1. Fresh-food thermistor drifted (most common)
What it is: The fresh-food sensor reads warmer than actual, so the board keeps the compressor and evap fan running past setpoint. Common at year 4–7 on RF23 / RF28 French-door units. Often paired with a 33E or 5E display code.
Fix: Pull sensor, read resistance against Samsung chart at 32°F ice bath, replace OEM thermistor harness, clear codes, verify temp pulldown.
Typical all-in: $215–$295 all-in
2. Fresh-food damper stuck open
What it is: The motorized damper between the freezer and fresh-food compartment fails to close, dumping sub-zero air into the fresh-food side. You'll see ice forming on top-shelf items first.
Fix: Replace OEM damper assembly, run service mode FF damper test, verify damper closes at setpoint.
Typical all-in: $285–$385 all-in
3. Door seal pulling air past the gasket
What it is: A torn, crushed, or mis-aligned French-door gasket lets humid room air leak in. The evap fan compensates by running longer, which super-chills the back wall and freezes anything near it.

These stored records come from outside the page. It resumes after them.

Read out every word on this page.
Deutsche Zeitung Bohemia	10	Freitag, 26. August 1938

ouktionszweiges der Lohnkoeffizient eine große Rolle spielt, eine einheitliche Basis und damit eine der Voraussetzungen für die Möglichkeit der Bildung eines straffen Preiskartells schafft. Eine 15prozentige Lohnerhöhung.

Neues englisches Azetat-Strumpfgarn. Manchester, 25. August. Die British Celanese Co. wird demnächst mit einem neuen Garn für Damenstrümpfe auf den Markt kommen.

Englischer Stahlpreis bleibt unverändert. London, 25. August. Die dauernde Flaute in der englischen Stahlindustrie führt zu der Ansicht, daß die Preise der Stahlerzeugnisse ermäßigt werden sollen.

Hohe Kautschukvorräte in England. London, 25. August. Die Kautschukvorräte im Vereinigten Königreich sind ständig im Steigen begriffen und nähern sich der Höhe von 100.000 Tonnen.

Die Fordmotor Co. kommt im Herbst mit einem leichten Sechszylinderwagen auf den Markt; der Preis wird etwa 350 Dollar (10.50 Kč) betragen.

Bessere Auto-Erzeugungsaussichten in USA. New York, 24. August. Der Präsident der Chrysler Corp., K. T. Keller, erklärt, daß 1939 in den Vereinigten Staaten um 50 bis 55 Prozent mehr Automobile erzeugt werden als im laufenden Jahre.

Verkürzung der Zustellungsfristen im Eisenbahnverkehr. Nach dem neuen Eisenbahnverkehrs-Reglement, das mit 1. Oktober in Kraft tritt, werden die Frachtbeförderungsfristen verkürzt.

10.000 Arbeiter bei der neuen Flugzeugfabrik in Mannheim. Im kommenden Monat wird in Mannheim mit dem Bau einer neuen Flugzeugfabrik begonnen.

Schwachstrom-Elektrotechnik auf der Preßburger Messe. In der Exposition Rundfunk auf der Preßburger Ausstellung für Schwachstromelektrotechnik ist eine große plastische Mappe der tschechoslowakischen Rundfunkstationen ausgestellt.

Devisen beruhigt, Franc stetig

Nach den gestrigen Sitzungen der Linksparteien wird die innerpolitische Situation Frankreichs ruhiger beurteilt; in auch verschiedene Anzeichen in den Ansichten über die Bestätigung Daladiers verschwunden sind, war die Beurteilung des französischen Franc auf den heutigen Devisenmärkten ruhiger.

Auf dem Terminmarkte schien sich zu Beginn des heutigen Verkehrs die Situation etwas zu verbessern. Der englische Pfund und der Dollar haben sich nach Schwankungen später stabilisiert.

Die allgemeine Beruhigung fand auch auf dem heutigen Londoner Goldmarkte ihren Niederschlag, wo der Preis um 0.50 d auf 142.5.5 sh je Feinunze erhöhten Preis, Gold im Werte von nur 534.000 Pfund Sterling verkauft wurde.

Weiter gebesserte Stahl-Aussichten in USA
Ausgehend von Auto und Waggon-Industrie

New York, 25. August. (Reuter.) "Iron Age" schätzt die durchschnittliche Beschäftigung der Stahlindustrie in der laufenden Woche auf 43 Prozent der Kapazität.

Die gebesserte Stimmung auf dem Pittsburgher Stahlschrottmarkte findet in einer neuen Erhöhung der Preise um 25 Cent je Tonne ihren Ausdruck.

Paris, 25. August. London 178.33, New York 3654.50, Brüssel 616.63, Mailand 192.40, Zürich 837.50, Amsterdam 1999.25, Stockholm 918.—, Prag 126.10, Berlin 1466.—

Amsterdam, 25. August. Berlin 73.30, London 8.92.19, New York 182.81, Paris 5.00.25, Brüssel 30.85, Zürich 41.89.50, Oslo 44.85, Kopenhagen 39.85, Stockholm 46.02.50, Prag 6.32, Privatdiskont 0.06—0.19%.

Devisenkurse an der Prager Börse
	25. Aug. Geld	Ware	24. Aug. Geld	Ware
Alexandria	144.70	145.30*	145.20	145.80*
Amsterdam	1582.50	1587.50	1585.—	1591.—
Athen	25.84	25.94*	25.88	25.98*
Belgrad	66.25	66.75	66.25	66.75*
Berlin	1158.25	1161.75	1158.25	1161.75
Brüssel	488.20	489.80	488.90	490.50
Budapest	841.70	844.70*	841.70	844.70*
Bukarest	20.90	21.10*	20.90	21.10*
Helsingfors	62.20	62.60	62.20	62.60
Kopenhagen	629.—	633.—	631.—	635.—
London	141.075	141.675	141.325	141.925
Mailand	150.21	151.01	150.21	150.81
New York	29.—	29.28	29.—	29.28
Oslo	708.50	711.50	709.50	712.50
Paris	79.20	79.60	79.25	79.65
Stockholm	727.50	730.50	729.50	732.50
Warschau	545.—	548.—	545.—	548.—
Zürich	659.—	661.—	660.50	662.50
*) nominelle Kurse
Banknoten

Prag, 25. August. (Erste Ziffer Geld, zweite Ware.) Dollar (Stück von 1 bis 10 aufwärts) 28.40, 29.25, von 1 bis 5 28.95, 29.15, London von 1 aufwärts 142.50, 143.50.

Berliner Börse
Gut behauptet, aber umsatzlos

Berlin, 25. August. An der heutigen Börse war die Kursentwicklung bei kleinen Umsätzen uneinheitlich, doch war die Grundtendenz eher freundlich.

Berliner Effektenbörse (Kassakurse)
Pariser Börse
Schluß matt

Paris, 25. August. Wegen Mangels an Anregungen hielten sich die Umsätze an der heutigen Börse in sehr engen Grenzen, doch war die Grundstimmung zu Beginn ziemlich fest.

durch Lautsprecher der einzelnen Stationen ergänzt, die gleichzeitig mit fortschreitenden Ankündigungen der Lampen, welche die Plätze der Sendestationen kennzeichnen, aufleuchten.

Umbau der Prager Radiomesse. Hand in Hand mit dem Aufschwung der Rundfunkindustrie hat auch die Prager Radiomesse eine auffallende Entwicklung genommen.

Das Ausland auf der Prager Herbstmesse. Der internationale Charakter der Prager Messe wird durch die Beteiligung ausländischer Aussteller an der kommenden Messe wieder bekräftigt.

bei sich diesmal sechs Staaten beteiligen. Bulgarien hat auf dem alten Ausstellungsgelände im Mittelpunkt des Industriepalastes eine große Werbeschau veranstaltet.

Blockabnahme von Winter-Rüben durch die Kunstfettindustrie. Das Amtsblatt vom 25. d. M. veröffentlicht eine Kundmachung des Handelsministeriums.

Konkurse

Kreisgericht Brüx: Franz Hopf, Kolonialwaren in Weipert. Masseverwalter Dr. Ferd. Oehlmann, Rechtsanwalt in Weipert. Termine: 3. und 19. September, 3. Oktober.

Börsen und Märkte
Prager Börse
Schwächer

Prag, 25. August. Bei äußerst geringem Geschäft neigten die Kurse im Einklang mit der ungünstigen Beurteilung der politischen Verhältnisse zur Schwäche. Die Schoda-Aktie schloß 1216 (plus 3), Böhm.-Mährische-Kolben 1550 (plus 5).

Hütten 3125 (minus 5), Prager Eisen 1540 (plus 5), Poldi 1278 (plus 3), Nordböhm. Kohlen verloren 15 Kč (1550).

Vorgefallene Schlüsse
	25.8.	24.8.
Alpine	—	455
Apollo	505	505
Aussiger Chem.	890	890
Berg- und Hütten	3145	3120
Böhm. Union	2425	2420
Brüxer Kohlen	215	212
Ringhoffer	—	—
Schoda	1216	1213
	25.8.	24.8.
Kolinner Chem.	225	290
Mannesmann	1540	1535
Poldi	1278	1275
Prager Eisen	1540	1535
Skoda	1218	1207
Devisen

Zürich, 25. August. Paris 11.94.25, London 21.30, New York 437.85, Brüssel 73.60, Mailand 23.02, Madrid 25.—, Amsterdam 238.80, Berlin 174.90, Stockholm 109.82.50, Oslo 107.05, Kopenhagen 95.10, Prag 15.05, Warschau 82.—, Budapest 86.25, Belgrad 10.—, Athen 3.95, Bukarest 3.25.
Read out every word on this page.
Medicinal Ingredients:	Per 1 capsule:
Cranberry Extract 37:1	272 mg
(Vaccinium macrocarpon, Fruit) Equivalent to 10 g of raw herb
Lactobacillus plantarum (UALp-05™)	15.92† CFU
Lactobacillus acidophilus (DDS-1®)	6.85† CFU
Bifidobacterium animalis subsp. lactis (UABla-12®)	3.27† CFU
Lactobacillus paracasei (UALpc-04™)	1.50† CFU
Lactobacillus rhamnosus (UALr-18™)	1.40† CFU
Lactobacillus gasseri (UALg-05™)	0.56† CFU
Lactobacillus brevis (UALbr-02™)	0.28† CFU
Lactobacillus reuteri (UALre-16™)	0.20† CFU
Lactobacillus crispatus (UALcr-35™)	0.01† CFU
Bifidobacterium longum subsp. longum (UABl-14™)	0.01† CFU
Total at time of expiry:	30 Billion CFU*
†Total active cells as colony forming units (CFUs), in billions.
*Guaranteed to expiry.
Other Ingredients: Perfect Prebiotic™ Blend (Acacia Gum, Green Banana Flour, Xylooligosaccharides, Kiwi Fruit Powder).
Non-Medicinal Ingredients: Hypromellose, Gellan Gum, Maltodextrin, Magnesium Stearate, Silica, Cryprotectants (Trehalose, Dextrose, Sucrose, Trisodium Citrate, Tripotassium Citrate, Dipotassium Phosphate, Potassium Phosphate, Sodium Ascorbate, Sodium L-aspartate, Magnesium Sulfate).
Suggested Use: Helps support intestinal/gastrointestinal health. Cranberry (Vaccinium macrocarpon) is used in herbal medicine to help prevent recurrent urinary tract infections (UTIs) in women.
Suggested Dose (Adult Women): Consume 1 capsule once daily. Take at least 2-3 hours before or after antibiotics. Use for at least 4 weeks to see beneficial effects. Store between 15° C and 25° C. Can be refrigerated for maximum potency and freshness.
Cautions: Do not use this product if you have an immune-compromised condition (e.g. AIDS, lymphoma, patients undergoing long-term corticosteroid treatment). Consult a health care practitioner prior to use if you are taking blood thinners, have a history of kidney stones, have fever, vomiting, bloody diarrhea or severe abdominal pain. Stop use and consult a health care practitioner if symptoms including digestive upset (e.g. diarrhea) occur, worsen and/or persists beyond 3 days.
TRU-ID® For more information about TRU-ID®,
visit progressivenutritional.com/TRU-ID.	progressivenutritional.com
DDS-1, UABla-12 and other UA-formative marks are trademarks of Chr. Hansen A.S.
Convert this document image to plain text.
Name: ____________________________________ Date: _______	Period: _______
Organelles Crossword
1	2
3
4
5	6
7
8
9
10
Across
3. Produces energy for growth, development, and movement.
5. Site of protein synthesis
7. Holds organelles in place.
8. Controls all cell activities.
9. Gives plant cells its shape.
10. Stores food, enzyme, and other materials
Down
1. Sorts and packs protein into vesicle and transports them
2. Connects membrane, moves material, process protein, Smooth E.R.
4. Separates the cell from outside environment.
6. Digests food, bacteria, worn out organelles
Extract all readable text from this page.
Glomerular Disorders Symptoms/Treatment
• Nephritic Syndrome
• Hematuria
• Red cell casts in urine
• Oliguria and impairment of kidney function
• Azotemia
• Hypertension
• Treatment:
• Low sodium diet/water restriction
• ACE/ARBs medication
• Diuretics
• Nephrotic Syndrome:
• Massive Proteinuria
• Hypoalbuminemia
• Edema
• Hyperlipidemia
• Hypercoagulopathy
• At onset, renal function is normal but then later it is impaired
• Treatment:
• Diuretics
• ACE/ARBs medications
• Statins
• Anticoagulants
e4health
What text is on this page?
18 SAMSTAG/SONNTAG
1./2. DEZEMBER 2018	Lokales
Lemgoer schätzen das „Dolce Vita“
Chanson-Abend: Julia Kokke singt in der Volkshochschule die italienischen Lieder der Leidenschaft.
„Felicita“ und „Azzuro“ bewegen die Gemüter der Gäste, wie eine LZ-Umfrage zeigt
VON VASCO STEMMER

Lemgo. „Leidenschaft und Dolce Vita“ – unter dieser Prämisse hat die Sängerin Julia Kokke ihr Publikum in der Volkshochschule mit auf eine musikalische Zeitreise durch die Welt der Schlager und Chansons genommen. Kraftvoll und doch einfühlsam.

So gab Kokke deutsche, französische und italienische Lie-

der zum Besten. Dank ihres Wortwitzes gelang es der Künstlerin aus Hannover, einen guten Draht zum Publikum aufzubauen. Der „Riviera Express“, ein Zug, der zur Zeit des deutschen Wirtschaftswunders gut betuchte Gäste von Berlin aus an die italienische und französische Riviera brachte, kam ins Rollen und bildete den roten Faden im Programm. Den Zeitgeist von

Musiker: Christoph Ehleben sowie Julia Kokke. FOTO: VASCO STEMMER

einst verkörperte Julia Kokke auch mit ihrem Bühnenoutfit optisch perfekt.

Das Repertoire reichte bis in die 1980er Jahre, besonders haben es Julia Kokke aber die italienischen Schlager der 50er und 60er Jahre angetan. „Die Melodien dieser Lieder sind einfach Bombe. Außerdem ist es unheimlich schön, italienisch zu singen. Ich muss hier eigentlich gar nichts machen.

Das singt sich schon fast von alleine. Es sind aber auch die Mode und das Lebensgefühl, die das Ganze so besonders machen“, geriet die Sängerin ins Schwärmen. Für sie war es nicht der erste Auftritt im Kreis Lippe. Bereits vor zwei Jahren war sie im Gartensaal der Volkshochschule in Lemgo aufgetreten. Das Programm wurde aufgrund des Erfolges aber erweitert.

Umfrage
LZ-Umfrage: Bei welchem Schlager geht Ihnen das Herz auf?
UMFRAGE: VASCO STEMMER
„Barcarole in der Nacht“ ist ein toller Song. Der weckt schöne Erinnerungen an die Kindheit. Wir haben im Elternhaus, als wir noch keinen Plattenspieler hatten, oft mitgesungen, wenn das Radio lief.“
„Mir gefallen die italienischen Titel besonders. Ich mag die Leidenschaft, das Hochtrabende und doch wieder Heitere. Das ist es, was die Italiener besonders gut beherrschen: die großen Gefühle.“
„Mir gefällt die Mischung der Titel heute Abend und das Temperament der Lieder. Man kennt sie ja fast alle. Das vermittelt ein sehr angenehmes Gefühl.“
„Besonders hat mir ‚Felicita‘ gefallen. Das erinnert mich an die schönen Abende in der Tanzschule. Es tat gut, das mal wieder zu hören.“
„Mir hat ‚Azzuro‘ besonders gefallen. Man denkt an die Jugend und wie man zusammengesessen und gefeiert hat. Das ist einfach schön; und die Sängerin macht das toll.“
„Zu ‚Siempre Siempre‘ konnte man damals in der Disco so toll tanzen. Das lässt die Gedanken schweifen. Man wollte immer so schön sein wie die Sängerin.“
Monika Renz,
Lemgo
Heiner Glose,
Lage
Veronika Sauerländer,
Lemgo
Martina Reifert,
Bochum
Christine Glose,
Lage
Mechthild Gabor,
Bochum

Fix: Replace OEM door gasket(s), align door, verify 'dollar bill' drag all the way around, retest.
Typical all-in: $245–$345 all-in
4. Defrost cycle not running (icy evap)
What it is: If the defrost heater, defrost thermostat, or defrost sensor has failed, the evap coil ices over and the fan has to run almost continuously to move any cold air — over-chilling the fresh-food compartment.
Fix: Force defrost via service mode, replace failed defrost heater / sensor / bi-metal, clear ice, verify defrost interval.
Typical all-in: $285–$425 all-in
5. Main control board fresh-food relay welded
What it is: Less common but real — the FF compressor / fan relay on the PBA welds closed, so cooling never cycles off. Confirmed only after sensor + damper test clean.
Fix: Replace OEM main PBA, reprogram model code, verify cycle.